The many Boomers partners of firms who are planning to retire or slow down is being viewed as generating firm succession and staffing issues. Similarly, another expressed concern is the declining number of Ph.Ds. in accounting, which hurts the pipeline of incoming accounting graduates to the profession. A partner in a national firm also commented that he was alarmed by the many college professors teaching accounting who don’t have a familiarity with U.S. businesses.

These concerns always seem to be talked about and the fixes seem to be to encourage more individuals to enter the profession or go for Ph.Ds. It is a solution, but a rather long-range one.

The drain of senior talent might actually have some immediate opportunities. Yes, many of these CPA Boomers want to be paid out for the equity they have built up in firms over the years, but a good number don’t want to stop working. They like and see value in what they do, they want to remain professionally active, and they expect, because of longer life expectancies, to enjoy many years ahead and want to ensure their financial security.

So firms should look favorably and actively provide for partner’s continued participation, in a reduced role in different capacities. This will open up more partnership positions at firms without losing expertise acquired over the years. It should also lengthen and reduce many of the buyouts. Those Boomers could also be encouraged to teach accounting at the college level, perhaps as adjunct professors. They would be stimulated professionally, accounting college students would get a real-world education, and firms would benefit.

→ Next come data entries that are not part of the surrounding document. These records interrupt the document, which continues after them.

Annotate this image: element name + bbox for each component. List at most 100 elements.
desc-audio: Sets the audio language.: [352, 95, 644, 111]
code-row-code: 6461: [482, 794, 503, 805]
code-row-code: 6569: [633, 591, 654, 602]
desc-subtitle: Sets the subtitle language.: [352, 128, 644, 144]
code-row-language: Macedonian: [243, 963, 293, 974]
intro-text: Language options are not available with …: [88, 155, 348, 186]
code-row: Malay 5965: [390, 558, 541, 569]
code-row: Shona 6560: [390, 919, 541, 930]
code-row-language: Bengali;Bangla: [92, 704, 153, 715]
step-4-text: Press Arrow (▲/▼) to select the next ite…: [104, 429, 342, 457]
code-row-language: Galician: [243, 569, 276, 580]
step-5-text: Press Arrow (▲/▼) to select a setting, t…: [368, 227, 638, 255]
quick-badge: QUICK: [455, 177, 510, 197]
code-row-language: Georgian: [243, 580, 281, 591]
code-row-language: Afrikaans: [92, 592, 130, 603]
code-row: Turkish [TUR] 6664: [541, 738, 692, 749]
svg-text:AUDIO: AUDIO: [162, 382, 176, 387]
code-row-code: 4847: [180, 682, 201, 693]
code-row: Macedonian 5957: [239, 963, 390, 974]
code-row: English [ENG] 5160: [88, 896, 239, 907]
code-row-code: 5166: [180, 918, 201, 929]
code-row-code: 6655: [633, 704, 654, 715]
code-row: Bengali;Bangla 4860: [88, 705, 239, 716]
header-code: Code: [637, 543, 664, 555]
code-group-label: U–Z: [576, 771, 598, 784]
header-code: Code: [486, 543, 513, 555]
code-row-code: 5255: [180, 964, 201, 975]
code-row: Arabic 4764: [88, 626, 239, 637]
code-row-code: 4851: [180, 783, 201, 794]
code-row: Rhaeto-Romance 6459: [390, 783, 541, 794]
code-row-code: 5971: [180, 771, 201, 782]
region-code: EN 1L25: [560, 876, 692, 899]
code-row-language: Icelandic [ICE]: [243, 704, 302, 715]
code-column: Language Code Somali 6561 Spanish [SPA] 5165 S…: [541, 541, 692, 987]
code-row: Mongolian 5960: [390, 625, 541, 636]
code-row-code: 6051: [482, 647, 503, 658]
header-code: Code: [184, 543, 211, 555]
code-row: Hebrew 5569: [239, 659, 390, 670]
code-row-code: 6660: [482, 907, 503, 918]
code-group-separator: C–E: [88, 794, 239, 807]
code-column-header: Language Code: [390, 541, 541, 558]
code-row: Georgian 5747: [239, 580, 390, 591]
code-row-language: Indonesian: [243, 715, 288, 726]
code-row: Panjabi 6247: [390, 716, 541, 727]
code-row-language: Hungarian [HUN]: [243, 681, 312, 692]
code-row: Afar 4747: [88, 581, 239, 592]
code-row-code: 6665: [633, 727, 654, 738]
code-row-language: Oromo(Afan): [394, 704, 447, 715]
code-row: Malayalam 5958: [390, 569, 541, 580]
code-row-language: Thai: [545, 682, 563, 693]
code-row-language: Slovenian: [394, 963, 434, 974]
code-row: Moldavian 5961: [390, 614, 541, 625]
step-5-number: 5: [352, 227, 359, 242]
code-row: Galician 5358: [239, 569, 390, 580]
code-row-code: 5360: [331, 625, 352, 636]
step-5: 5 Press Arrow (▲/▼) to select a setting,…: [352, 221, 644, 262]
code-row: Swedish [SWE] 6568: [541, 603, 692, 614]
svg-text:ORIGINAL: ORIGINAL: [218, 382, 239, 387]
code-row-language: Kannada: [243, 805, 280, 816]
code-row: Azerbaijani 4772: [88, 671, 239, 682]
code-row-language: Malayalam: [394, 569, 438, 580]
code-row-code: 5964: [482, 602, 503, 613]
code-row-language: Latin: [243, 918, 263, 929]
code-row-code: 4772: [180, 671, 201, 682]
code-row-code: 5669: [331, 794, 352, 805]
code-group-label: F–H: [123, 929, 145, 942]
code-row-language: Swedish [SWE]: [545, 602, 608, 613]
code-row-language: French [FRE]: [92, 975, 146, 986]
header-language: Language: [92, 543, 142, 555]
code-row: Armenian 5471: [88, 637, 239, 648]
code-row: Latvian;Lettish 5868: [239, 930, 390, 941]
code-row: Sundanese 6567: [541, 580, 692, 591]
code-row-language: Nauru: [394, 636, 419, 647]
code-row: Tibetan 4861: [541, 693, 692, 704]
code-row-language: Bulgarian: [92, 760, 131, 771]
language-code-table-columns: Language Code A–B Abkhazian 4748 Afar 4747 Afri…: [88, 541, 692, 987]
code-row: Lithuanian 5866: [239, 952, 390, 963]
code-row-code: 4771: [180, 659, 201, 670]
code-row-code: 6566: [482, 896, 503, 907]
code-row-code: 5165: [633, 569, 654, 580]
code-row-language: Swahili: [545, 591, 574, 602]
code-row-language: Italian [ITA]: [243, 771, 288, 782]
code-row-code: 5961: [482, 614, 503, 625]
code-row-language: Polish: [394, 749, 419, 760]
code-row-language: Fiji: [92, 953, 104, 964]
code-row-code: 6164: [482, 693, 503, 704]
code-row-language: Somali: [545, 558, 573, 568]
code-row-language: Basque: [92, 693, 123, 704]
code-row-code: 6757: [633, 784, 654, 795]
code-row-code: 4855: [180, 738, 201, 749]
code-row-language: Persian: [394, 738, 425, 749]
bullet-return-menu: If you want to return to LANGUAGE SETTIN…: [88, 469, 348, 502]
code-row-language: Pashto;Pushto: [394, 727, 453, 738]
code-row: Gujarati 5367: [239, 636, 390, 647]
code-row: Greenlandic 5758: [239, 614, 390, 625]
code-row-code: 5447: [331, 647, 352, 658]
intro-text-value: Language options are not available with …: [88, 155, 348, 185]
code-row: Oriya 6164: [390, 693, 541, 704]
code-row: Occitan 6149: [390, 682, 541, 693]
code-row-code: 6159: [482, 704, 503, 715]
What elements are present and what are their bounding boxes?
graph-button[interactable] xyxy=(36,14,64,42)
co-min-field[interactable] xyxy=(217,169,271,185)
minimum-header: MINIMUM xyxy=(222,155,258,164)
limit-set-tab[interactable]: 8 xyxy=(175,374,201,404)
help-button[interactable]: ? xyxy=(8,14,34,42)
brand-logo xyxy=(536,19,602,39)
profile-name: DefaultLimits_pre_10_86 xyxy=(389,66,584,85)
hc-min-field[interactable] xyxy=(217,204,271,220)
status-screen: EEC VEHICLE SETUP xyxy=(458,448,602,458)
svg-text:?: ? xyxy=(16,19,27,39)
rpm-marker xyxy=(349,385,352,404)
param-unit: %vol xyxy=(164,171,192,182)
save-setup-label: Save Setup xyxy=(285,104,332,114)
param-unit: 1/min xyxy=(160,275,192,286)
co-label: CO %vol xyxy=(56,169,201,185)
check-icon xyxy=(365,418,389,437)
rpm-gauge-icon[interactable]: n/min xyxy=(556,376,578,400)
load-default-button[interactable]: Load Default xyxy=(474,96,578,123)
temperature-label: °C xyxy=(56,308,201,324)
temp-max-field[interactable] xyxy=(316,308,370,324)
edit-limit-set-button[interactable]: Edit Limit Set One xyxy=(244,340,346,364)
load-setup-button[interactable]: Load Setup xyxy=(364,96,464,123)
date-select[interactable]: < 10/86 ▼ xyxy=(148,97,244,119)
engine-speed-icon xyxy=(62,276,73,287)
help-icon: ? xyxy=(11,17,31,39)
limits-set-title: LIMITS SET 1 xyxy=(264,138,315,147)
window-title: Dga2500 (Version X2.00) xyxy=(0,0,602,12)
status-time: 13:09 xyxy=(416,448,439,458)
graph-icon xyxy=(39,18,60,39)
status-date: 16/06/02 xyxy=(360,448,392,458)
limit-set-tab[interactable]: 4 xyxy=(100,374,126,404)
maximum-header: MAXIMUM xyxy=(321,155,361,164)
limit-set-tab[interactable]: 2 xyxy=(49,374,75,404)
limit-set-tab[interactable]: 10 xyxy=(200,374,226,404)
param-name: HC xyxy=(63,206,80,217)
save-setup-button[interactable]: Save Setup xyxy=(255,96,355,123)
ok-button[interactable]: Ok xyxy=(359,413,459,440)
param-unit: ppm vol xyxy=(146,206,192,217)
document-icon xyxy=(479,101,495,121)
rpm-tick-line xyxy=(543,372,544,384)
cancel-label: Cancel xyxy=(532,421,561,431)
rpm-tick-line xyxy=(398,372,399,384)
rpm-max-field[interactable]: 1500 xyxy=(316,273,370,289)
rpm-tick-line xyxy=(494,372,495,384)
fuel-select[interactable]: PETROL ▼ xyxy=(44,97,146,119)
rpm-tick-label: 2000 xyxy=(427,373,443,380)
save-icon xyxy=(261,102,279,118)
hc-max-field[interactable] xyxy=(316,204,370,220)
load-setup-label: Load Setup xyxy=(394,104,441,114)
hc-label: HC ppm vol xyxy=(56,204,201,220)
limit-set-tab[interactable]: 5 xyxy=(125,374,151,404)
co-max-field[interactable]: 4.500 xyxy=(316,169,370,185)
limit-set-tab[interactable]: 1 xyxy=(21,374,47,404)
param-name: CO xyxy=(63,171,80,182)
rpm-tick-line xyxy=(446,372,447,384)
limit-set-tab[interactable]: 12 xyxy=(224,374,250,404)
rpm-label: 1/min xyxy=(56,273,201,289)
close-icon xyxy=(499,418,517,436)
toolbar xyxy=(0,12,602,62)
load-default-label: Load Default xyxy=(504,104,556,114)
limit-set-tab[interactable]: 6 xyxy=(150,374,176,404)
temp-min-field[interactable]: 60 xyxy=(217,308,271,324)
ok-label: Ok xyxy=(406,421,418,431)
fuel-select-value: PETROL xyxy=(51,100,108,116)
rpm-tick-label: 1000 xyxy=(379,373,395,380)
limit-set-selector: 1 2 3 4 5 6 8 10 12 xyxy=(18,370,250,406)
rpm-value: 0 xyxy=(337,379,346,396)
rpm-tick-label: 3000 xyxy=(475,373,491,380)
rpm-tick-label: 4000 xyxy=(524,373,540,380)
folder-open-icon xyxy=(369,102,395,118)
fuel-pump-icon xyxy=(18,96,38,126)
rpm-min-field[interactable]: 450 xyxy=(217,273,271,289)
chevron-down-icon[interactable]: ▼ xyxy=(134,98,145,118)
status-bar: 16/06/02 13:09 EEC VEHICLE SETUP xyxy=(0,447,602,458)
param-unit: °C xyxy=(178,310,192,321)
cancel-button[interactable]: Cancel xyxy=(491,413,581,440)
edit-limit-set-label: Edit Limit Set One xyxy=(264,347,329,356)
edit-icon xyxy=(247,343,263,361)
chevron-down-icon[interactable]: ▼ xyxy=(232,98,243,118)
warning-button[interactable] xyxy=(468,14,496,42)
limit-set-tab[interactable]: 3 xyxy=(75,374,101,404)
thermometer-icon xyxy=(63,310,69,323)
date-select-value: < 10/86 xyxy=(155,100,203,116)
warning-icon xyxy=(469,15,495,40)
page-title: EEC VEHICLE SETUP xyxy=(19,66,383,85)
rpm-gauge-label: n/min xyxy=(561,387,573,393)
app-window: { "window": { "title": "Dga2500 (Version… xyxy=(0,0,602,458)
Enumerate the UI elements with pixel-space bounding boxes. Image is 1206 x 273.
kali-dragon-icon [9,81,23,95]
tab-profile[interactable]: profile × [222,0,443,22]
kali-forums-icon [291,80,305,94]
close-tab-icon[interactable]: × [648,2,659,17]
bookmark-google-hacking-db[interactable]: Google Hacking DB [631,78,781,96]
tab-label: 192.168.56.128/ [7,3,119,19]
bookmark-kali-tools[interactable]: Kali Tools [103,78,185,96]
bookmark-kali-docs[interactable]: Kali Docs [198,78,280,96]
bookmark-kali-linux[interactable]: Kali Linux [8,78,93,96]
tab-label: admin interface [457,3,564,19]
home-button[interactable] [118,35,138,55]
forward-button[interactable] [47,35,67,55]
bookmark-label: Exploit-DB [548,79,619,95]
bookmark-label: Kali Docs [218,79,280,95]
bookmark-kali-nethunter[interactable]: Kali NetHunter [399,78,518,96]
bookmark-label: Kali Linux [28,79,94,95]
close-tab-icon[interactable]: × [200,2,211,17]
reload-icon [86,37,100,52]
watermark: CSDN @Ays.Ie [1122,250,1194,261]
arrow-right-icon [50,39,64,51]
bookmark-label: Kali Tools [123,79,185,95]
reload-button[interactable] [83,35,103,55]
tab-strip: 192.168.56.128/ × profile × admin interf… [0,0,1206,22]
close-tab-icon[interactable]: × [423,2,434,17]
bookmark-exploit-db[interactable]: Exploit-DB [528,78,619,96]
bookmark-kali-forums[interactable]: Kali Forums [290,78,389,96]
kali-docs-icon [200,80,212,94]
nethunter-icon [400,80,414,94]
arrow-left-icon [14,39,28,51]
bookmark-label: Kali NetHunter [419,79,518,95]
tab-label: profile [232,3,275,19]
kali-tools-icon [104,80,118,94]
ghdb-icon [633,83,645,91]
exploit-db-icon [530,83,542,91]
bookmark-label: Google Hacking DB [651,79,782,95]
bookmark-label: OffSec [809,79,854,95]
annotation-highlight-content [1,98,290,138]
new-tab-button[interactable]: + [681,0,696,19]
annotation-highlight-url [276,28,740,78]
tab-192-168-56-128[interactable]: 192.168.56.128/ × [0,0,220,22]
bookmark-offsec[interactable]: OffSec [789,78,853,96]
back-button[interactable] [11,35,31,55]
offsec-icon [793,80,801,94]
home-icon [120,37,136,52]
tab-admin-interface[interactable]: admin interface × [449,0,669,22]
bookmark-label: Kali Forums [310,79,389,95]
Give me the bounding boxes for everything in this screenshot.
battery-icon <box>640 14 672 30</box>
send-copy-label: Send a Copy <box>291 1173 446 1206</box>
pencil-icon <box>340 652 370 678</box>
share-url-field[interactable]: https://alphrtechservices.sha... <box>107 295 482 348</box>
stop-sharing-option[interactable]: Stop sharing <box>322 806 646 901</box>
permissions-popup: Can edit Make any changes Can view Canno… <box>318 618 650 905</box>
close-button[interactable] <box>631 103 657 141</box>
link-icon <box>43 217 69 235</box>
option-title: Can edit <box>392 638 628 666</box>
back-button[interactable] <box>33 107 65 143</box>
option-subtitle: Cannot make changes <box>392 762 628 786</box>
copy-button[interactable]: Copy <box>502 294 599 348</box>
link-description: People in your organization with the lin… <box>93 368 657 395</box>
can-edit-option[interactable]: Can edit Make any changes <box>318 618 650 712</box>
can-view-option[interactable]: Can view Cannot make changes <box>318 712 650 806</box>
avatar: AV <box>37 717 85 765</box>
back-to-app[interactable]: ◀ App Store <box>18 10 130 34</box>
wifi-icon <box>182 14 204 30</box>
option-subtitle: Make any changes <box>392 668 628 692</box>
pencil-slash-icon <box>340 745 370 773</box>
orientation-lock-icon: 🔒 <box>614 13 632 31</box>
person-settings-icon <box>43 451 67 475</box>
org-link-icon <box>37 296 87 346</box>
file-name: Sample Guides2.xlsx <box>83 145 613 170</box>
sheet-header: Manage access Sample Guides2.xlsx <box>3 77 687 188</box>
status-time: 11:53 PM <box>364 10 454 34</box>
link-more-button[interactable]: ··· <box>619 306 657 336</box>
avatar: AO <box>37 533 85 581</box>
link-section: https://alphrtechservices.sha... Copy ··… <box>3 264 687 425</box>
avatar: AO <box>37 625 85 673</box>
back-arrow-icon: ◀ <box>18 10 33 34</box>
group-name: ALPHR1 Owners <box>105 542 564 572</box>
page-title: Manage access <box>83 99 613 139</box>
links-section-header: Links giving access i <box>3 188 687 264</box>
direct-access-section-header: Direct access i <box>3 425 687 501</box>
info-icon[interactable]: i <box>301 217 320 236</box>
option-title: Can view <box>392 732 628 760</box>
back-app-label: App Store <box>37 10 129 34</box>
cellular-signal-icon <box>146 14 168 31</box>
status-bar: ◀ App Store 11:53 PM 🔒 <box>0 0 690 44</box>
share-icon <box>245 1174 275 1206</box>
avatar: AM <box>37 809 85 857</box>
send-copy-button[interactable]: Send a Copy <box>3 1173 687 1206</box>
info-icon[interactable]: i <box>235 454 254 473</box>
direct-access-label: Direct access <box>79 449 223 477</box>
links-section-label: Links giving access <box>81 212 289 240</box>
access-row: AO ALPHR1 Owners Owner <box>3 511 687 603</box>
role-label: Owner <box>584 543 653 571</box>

Firms and the AICPA in the last few years have invested tremendous time, money, and resources into improving retention and recruitment efforts, and the AICPA is also actively ensuring that the pipeline for future accounting graduates is flowing. Perhaps the attention and resources of both should also be focused on taking continued advantage, in a new way, of all these CPA Baby Boomers. This requires looking on these Boomers’ changing roles as just another step, although a more relaxed one, in their professional lives. Why can’t a longer life expectancy also mean a longer professional life expectancy?